UE: Bruxelles s'attaque au secret bancaire pour les 27

Dans un nouvel effort pour réduire l'évasion fiscale, Bruxelles a jeté un pavé dans la mare en proposant d'abolir le secret bancaire pour les non résidents, renforçant la pression sur la Belgique ou le Luxembourg. Pression renforcée aussi sur les non membres, comme la Suisse


C'est un "premier pas" vers l'abolition du secret bancaire, a souligné le commissaire européen à la Fiscalité, qui avec cette offensive s'aventure sur un terrain très sensible.

Selon lui, les nouvelles dispositions renforceraient la position de l'UE dans les négociations sur ces questions d'évasion fiscale avec les pays hors UE, dont la Suisse. Ces derniers ne pourraient plus arguer que Bruxelles ne peut pas exiger plus d'un pays tiers que d'un pays membre.

La Commission veut aussi empêcher un pays de l'UE d'invoquer le secret bancaire pour refuser de fournir des informations concernant un contribuable, lorsque l'État de résidence de celui-ci en fait la demande.

En revanche, un Etat membre pourra continuer à pratiquer le secret bancaire pour ses propres résidents. Et l'échange d'informations ne se ferait pas automatiquement, mais uniquement à la demande d'un autre Etat.

La proposition de Bruxelles, qui devra obtenir le soutien de l'unanimité des pays de l'UE pour être mise en oeuvre, comme tous les sujets fiscaux, promet des débats très conflictuels.

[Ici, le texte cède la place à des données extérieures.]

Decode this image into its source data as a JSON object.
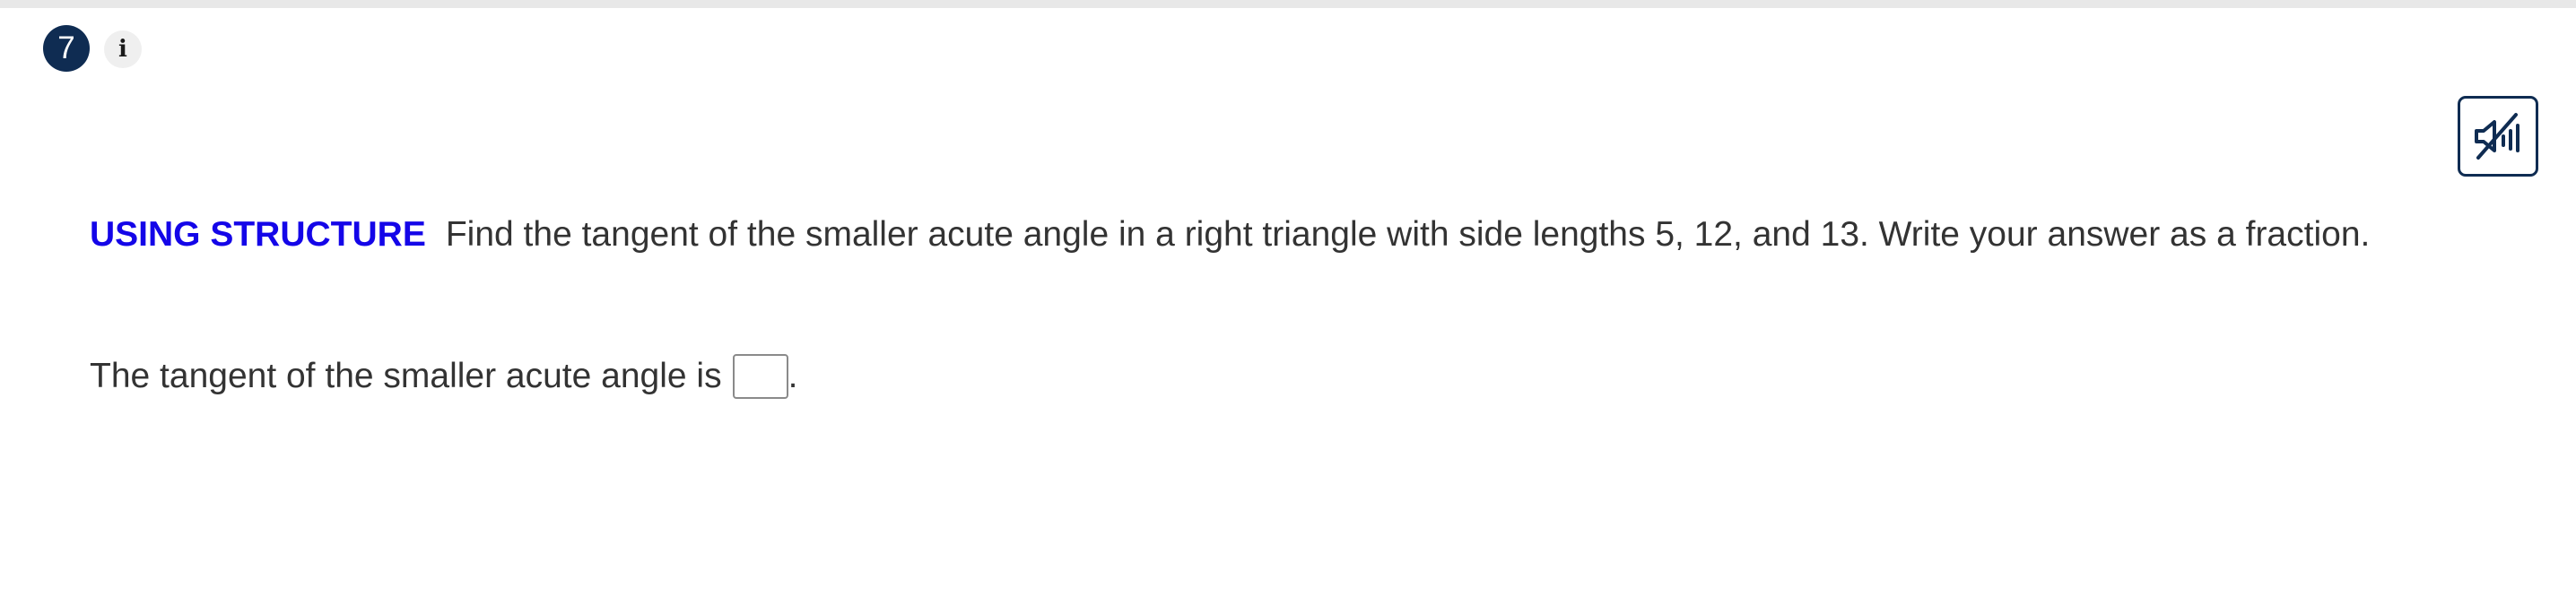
{
  "question": {
    "number": "7",
    "info_label": "i",
    "info_icon": "info-icon"
  },
  "toolbar": {
    "audio_icon": "speaker-muted-icon",
    "accent_color": "#0f2c52"
  },
  "prompt": {
    "label": "USING STRUCTURE",
    "label_color": "#1405e8",
    "text": "Find the tangent of the smaller acute angle in a right triangle with side lengths 5, 12, and 13. Write your answer as a fraction."
  },
  "answer": {
    "lead_text": "The tangent of the smaller acute angle is",
    "input_value": "",
    "trailing_text": "."
  }
}
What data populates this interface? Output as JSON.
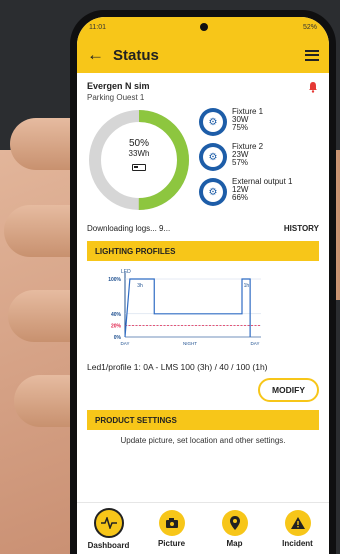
{
  "status_bar": {
    "time": "11:01",
    "battery": "52%"
  },
  "header": {
    "title": "Status"
  },
  "device": {
    "name": "Evergen N sim",
    "location": "Parking Ouest 1"
  },
  "battery": {
    "percent_label": "50%",
    "energy": "33Wh",
    "level": 0.5
  },
  "fixtures": [
    {
      "name": "Fixture 1",
      "power": "30W",
      "level": "75%"
    },
    {
      "name": "Fixture 2",
      "power": "23W",
      "level": "57%"
    },
    {
      "name": "External output 1",
      "power": "12W",
      "level": "66%"
    }
  ],
  "logs": {
    "status": "Downloading logs... 9...",
    "history_label": "HISTORY"
  },
  "lighting": {
    "section_title": "LIGHTING PROFILES",
    "profile_text": "Led1/profile 1: 0A - LMS 100 (3h) / 40 / 100 (1h)",
    "modify_label": "MODIFY"
  },
  "chart_data": {
    "type": "line",
    "y_tick_labels": [
      "100%",
      "40%",
      "20%",
      "0%"
    ],
    "top_label": "LED",
    "x_tick_labels": [
      "DAY",
      "NIGHT",
      "DAY"
    ],
    "segment_labels": [
      "3h",
      "1h"
    ],
    "profile_points": [
      [
        0,
        0
      ],
      [
        0.6,
        100
      ],
      [
        3.6,
        100
      ],
      [
        3.6,
        40
      ],
      [
        14.4,
        40
      ],
      [
        14.4,
        100
      ],
      [
        15.4,
        100
      ],
      [
        15.4,
        0
      ]
    ],
    "threshold": 20,
    "ylim": [
      0,
      100
    ]
  },
  "product": {
    "section_title": "PRODUCT SETTINGS",
    "description": "Update picture, set location and other settings."
  },
  "nav": [
    {
      "label": "Dashboard",
      "icon": "pulse-icon"
    },
    {
      "label": "Picture",
      "icon": "camera-icon"
    },
    {
      "label": "Map",
      "icon": "location-pin-icon"
    },
    {
      "label": "Incident",
      "icon": "warning-icon"
    }
  ],
  "colors": {
    "accent": "#f7c619",
    "gauge_fill": "#8dc63f",
    "gauge_track": "#d6d6d6",
    "fixture_blue": "#1d5da8",
    "chart_line": "#2f6cc4",
    "threshold": "#e0214b",
    "alarm": "#e53935"
  }
}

L'Autriche a exprimé dès lundi son opposition et s'est inquiétée de la perte de compétitivité que subiraient les banques autrichiennes par rapport à leurs concurrentes suisses et liechtensteinoises.

Voici un exemple supplémentaire de la manière dont fonctionne l’UE. Un commissaire, non élu, prend la décision suivante : les membres de l’UE doivent abolir le secret bancaire. Les membres de l’UE directement concernés (Autriche, Belgique et Luxembourg) sont contents du coup de poignard donné dans leur dos par un commissaire d’un pays récemment admis dans l’UE. De plus ce pays était également connu pour avoir un secret bancaire bien établi. Cependant, la Hongrie faisant partie de l’ancien bloc de l’Est, la clientèle ne s’est jamais déplacée en masse pour profiter du secret bancaire hongrois. D’où la position hongroise sur ce sujet. La solution proposée si elle est adoptée ce qui serait surprenant puisque tant que le traité de Lisbonne n’est pas approuvé et ratifiée par tous les membres de l’UE, la règle actuelle (le droit de veto) a encore cours. Donc les trois pays attaqué, c’est le mot, peuvent opposé leur veto a cette idée. Au-delà de cela, il faut remarquer qu’à travers cette décision, le commissaire européen visait aussi la Suisse. En fait toute l’Europe est concernée. Qui va profiter de ce genre de proposition ? Singapour. Singapour, déjà très actif dans la gestion de fortune, se prépare à profiter de toutes les occasions qui se présentent pour se renforcer et attirer une clientèle plus importante.

En ce qui me concerne, bien que convaincu depuis longtemps, c’est une raison de plus, de ejeter cette UE qui ne fonctionne pas démocratiquement. Pour mémoire, les commissaires Européens ne sont pas des élus, ils sont nommés par les pays membres.